Tuesday, August 07, 2007

DVDs We Love: Universal Monsters (The Legacy Collection)


Release: 2004

Status: In print

Legacy: One of the benefits of Van Helsing being made was that it spurred Universal to give some royal treatment to some of its most famous properties: those wonderful monsters from the 1930s and 40s. Chronically neglected before, Universal's best-known monsters would receive a generous presentation, and the movies' fans were the hands-down winners. For around $20, you wouldn't just get the flagship movie in a given monster's series, you would get all the movies, plus some top-notch extras and elegant packaging. Applied to Frankenstein, Dracula, Wolfman, The Invisible Man, The Creature and The Mummy, The Legacy Collection gave fans an economical and practical way to explore a series they otherwise may have passed on. The collections were spread across two discs, with each offering an expert commentary, remastered picture and sound, a variety of featurettes and ... a look at the film from Van Helsing director Stephen Sommers. The memorable packaging included the book-like case that is now the trademark of Universal Legacy Series, housed inside a crypt-like slip cover with a decorated "window" that created a sort of 3-d effect. The Universal Monsters Legacy Collection gift set includes the Frankenstein, Dracula and Wolfman collections, along with busts of the three characters, and is still being produced.

Personal: The Frankenstein collection is an absolute slam-dunk. You get two classics in Frankenstein and Bride of Frankenstein, along with the watchable Son of Frankenstein, scholarly commentaries by Rudy Behlmer and Scott MacQueen, and two excellent documentaries on the films. Sure, the last two sequels are subpar, but for the price you're pretty much getting them for free. The Invisible Man collection is interesting since it's the more obscure of the series, and Claude Reins' performances are always entertaining. The Dracula set is also noteworthy because it contains Phillip Glass' excellent, newly-composed score and also the intriguing Spanish version of the film, which was shot concurrently with the English-language version -- sometimes for the better. I'm glad these are all still in print, as it seemed at the time of their release that it would be a limited edition -- maybe it's a sign that they fared better with audiences than Van Helsing?

Availability: Around $20 almost anywhere.

4 comments:

srh1son said...

I bought all six of these when they came out. But I ended up unloading "Creature...", "Mummy," and "Invisible Man." Really, the set to own is "Frankenstein." I love the "Wolf Man" set because of Lon Cheney and childhood memories of watching the original and "Frankenstein Meets the Wolfman". "Dracula", I could take or leave; it's more for completion's sake. But Bela Lugosi does own the role, I'll give him that.

Chris Stangl said...

Phillip Glass' DRACULA score is ridiculous. It sounds like an ice cream cart strapped to a gyroscope. The whole experiment made me uneasy, and I'm thankful it hasn't caught on.

I appreciate the Legacies overall, but like any classic horror obsessive, owned all the out of print prior releases. The way the Legacy sets were packaged, to get the CREATURE sequels or HOUSE OF DRACULA, or the related INVISIBLE MAN movies... you've bought it again. Are these the oldest movies that can be so reliably double-dipped and reissued every few seasons?
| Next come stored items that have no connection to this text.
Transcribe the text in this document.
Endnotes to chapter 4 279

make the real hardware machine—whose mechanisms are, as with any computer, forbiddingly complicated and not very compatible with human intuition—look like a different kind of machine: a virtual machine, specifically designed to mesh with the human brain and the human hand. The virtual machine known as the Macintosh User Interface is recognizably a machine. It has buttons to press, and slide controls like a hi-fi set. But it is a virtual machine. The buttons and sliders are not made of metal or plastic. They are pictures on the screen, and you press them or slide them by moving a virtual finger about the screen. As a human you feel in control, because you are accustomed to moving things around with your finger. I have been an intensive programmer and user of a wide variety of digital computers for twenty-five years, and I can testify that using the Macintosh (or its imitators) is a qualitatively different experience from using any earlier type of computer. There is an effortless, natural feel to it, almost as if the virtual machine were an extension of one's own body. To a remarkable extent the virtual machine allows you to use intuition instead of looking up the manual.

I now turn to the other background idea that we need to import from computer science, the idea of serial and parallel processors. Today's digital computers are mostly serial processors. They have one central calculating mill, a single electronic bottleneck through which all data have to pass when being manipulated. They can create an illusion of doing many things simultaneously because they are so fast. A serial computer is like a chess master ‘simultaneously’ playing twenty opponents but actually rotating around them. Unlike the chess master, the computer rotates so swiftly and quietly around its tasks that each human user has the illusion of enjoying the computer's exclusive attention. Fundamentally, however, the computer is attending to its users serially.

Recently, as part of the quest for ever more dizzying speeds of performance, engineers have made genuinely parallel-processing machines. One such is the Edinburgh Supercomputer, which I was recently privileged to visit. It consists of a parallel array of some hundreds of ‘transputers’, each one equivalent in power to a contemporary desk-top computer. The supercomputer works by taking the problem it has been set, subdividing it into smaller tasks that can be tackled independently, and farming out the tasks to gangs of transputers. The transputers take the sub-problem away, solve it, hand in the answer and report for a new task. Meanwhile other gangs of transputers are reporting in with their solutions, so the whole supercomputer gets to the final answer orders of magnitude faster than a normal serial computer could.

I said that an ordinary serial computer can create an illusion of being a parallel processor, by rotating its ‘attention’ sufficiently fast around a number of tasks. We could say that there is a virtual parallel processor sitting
Also, don't talk that way about HOUSE OF FRANKENSTEIN! The end.

Adam Ross said...

I'm sad to report Chris that a lot of these movies are being released again by Universal for Halloween this year. I actually own the 75th Anniversary edition of Dracula, which contains the more traditional score in addition to Glass'. I can see how people would object to Glass' work on the score (and re-scoring in general, though it does have some good results -- i.e. "Visions of Light"), I suppose it's a novelty more than anything but it adds an intriguing atmosphere to the film, especially since it has almost no breaks.

Double dipping can be frustrating, but it's hard to argue with the price here, which makes it easier and more attractive for casual horror fans like myself to explore the series.

And in full disclosure ... I actually haven't watched "House of Frankenstein" yet. I wasn't impressed with "Ghost of Frankenstein" so I didn't expect House to be much better. I'll move it up on my list.